Dr. Dorsey saw him at 9:30, had our test results from the weekend, and said his blood levels were not good. The hives indicated that his body was in major stress. She did an ultrasound right on the spot, and said that his gall bladder looked pretty bad. She admitted Mickey’s problem was getting outside of her expertise and she said we needed to get him to a specialist pronto. She’s a pretty even-keeled vet, but her sense of urgency got our attention. She called ahead to the specialist vet, explained the situation, made an appointment for us, and sent us away with the ultrasound. We headed back down to San Leandro to the same emergency vet I had visited earlier that morning. It doubles as a specialist vet during the day.
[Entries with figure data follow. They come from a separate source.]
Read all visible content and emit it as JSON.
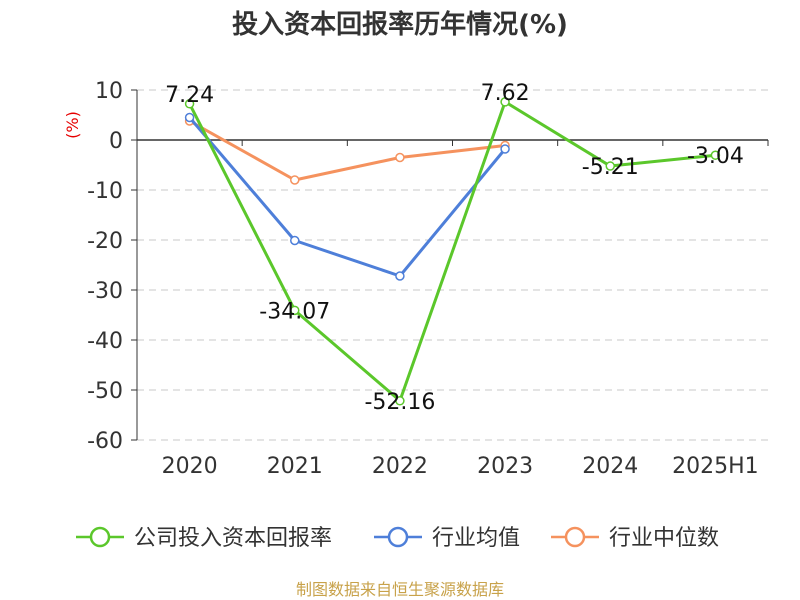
{
  "chart_data": {
    "type": "line",
    "title": "投入资本回报率历年情况(%)",
    "ylabel": "(%)",
    "categories": [
      "2020",
      "2021",
      "2022",
      "2023",
      "2024",
      "2025H1"
    ],
    "ylim": [
      -60,
      10
    ],
    "yticks": [
      10,
      0,
      -10,
      -20,
      -30,
      -40,
      -50,
      -60
    ],
    "grid": true,
    "legend_position": "bottom",
    "series": [
      {
        "name": "公司投入资本回报率",
        "color": "#5bc72b",
        "values": [
          7.24,
          -34.07,
          -52.16,
          7.62,
          -5.21,
          -3.04
        ],
        "labels": [
          "7.24",
          "-34.07",
          "-52.16",
          "7.62",
          "-5.21",
          "-3.04"
        ]
      },
      {
        "name": "行业均值",
        "color": "#4e7fd9",
        "values": [
          4.5,
          -20.1,
          -27.2,
          -1.8,
          null,
          null
        ]
      },
      {
        "name": "行业中位数",
        "color": "#f5925e",
        "values": [
          3.8,
          -8.0,
          -3.5,
          -1.1,
          null,
          null
        ]
      }
    ]
  },
  "source_text": "制图数据来自恒生聚源数据库"
}
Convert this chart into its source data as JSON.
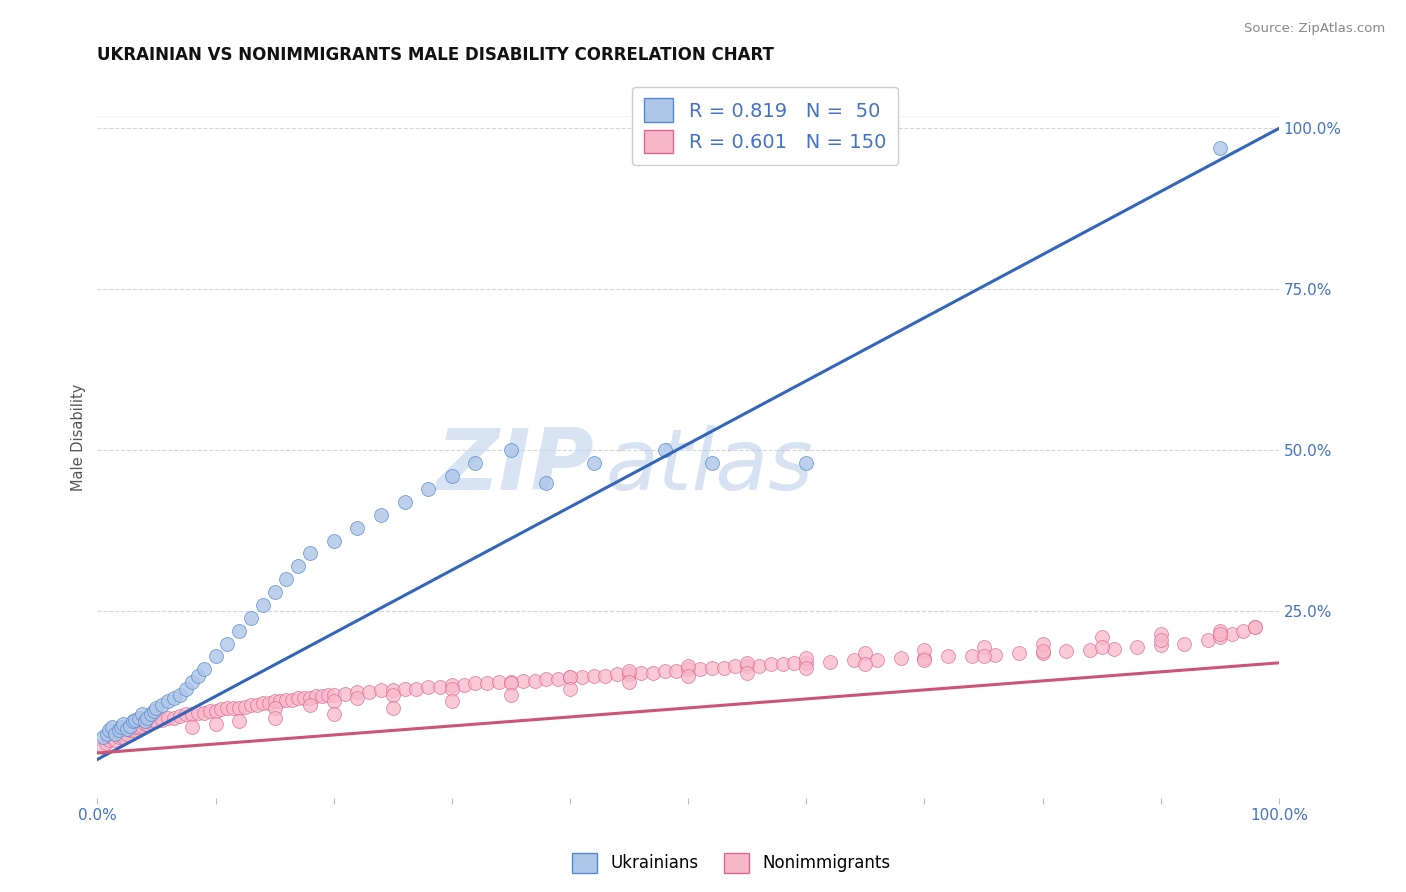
{
  "title": "UKRAINIAN VS NONIMMIGRANTS MALE DISABILITY CORRELATION CHART",
  "source_text": "Source: ZipAtlas.com",
  "ylabel": "Male Disability",
  "background_color": "#ffffff",
  "grid_color": "#cccccc",
  "title_fontsize": 12,
  "tick_label_color": "#4472c4",
  "ukrainian_color": "#aec6e8",
  "ukrainian_edge_color": "#5588cc",
  "ukrainian_line_color": "#3366bb",
  "nonimmigrant_color": "#f8b8cc",
  "nonimmigrant_edge_color": "#dd6688",
  "nonimmigrant_line_color": "#cc5577",
  "R_ukrainian": 0.819,
  "N_ukrainian": 50,
  "R_nonimmigrant": 0.601,
  "N_nonimmigrant": 150,
  "ukr_line_x0": 0.0,
  "ukr_line_y0": 0.02,
  "ukr_line_x1": 1.0,
  "ukr_line_y1": 1.0,
  "nonimm_line_x0": 0.0,
  "nonimm_line_y0": 0.03,
  "nonimm_line_x1": 1.0,
  "nonimm_line_y1": 0.17,
  "xlim": [
    0.0,
    1.0
  ],
  "ylim": [
    -0.04,
    1.08
  ],
  "ukr_scatter_x": [
    0.005,
    0.008,
    0.01,
    0.012,
    0.015,
    0.018,
    0.02,
    0.022,
    0.025,
    0.028,
    0.03,
    0.032,
    0.035,
    0.038,
    0.04,
    0.042,
    0.045,
    0.048,
    0.05,
    0.055,
    0.06,
    0.065,
    0.07,
    0.075,
    0.08,
    0.085,
    0.09,
    0.1,
    0.11,
    0.12,
    0.13,
    0.14,
    0.15,
    0.16,
    0.17,
    0.18,
    0.2,
    0.22,
    0.24,
    0.26,
    0.28,
    0.3,
    0.32,
    0.35,
    0.38,
    0.42,
    0.48,
    0.52,
    0.6,
    0.95
  ],
  "ukr_scatter_y": [
    0.055,
    0.06,
    0.065,
    0.07,
    0.06,
    0.065,
    0.07,
    0.075,
    0.068,
    0.072,
    0.08,
    0.082,
    0.085,
    0.09,
    0.08,
    0.085,
    0.09,
    0.095,
    0.1,
    0.105,
    0.11,
    0.115,
    0.12,
    0.13,
    0.14,
    0.15,
    0.16,
    0.18,
    0.2,
    0.22,
    0.24,
    0.26,
    0.28,
    0.3,
    0.32,
    0.34,
    0.36,
    0.38,
    0.4,
    0.42,
    0.44,
    0.46,
    0.48,
    0.5,
    0.45,
    0.48,
    0.5,
    0.48,
    0.48,
    0.97
  ],
  "nonimm_scatter_x": [
    0.005,
    0.007,
    0.01,
    0.012,
    0.015,
    0.018,
    0.02,
    0.022,
    0.025,
    0.028,
    0.03,
    0.032,
    0.035,
    0.038,
    0.04,
    0.042,
    0.045,
    0.048,
    0.05,
    0.055,
    0.06,
    0.065,
    0.07,
    0.075,
    0.08,
    0.085,
    0.09,
    0.095,
    0.1,
    0.105,
    0.11,
    0.115,
    0.12,
    0.125,
    0.13,
    0.135,
    0.14,
    0.145,
    0.15,
    0.155,
    0.16,
    0.165,
    0.17,
    0.175,
    0.18,
    0.185,
    0.19,
    0.195,
    0.2,
    0.21,
    0.22,
    0.23,
    0.24,
    0.25,
    0.26,
    0.27,
    0.28,
    0.29,
    0.3,
    0.31,
    0.32,
    0.33,
    0.34,
    0.35,
    0.36,
    0.37,
    0.38,
    0.39,
    0.4,
    0.41,
    0.42,
    0.43,
    0.44,
    0.45,
    0.46,
    0.47,
    0.48,
    0.49,
    0.5,
    0.51,
    0.52,
    0.53,
    0.54,
    0.55,
    0.56,
    0.57,
    0.58,
    0.59,
    0.6,
    0.62,
    0.64,
    0.66,
    0.68,
    0.7,
    0.72,
    0.74,
    0.76,
    0.78,
    0.8,
    0.82,
    0.84,
    0.86,
    0.88,
    0.9,
    0.92,
    0.94,
    0.95,
    0.96,
    0.97,
    0.98,
    0.15,
    0.18,
    0.2,
    0.22,
    0.25,
    0.3,
    0.35,
    0.4,
    0.45,
    0.5,
    0.55,
    0.6,
    0.65,
    0.7,
    0.75,
    0.8,
    0.85,
    0.9,
    0.95,
    0.98,
    0.08,
    0.1,
    0.12,
    0.15,
    0.2,
    0.25,
    0.3,
    0.35,
    0.4,
    0.45,
    0.5,
    0.55,
    0.6,
    0.65,
    0.7,
    0.75,
    0.8,
    0.85,
    0.9,
    0.95
  ],
  "nonimm_scatter_y": [
    0.04,
    0.045,
    0.05,
    0.055,
    0.05,
    0.055,
    0.06,
    0.055,
    0.06,
    0.065,
    0.065,
    0.07,
    0.07,
    0.072,
    0.075,
    0.075,
    0.078,
    0.08,
    0.08,
    0.082,
    0.085,
    0.085,
    0.088,
    0.09,
    0.09,
    0.092,
    0.092,
    0.095,
    0.095,
    0.098,
    0.1,
    0.1,
    0.1,
    0.102,
    0.105,
    0.105,
    0.108,
    0.108,
    0.11,
    0.11,
    0.112,
    0.112,
    0.115,
    0.115,
    0.115,
    0.118,
    0.118,
    0.12,
    0.12,
    0.122,
    0.125,
    0.125,
    0.128,
    0.128,
    0.13,
    0.13,
    0.132,
    0.132,
    0.135,
    0.135,
    0.138,
    0.138,
    0.14,
    0.14,
    0.142,
    0.142,
    0.145,
    0.145,
    0.148,
    0.148,
    0.15,
    0.15,
    0.152,
    0.152,
    0.155,
    0.155,
    0.158,
    0.158,
    0.16,
    0.16,
    0.162,
    0.162,
    0.165,
    0.165,
    0.165,
    0.168,
    0.168,
    0.17,
    0.17,
    0.172,
    0.175,
    0.175,
    0.178,
    0.178,
    0.18,
    0.18,
    0.182,
    0.185,
    0.185,
    0.188,
    0.19,
    0.192,
    0.195,
    0.198,
    0.2,
    0.205,
    0.21,
    0.215,
    0.22,
    0.225,
    0.1,
    0.105,
    0.11,
    0.115,
    0.12,
    0.13,
    0.138,
    0.148,
    0.158,
    0.165,
    0.17,
    0.178,
    0.185,
    0.19,
    0.195,
    0.2,
    0.21,
    0.215,
    0.22,
    0.225,
    0.07,
    0.075,
    0.08,
    0.085,
    0.09,
    0.1,
    0.11,
    0.12,
    0.13,
    0.14,
    0.15,
    0.155,
    0.162,
    0.168,
    0.175,
    0.18,
    0.188,
    0.195,
    0.205,
    0.215
  ]
}
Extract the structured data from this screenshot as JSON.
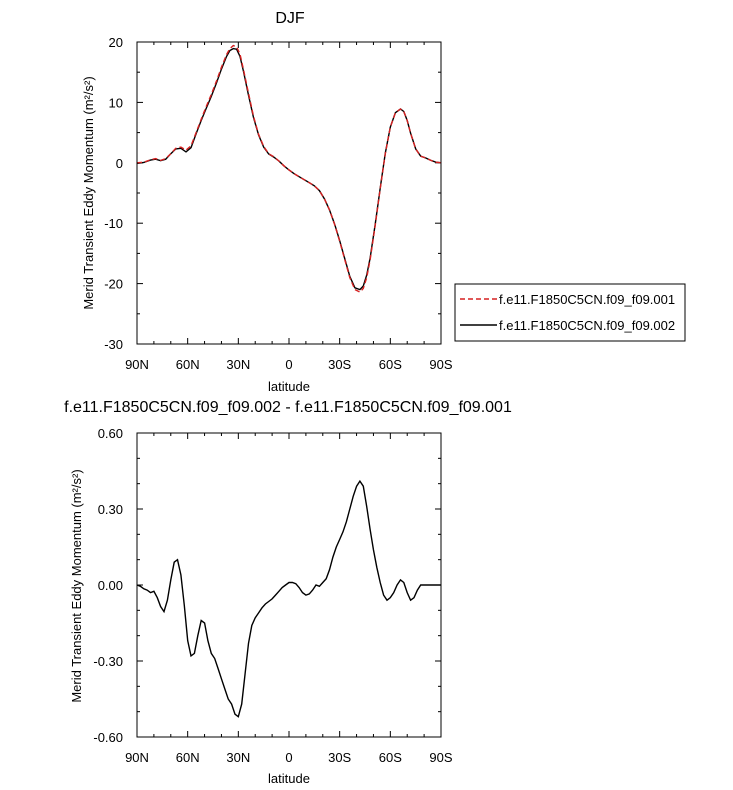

They kept him until the next day, ran more blood work, did another ultrasound, and started him on IVs. The diagnosis: pancreatitis and a gall bladder problem. Poor little guy. When we picked him up, we received four kinds of drugs, a bill for $3,500, and a glassy eyed, shaved Mickey.
A few weeks ago, our regular vet called in to check on him. Wow. Our own doctors don’t even check on us. And as far as we’re concerned, Dr. Dorsey saved Mick’s life. And the emergency vet, although very expensive, took very good care of him, and set him right again.
It’s now been about a month and Mickey is back to his old self. He’s on special food, down to two meds, and off people food. He runs around with his toys, begs his sister to play with him, jumps on and off the furniture. Sometimes it’s really hard to tell that this old guy is around 15 years old.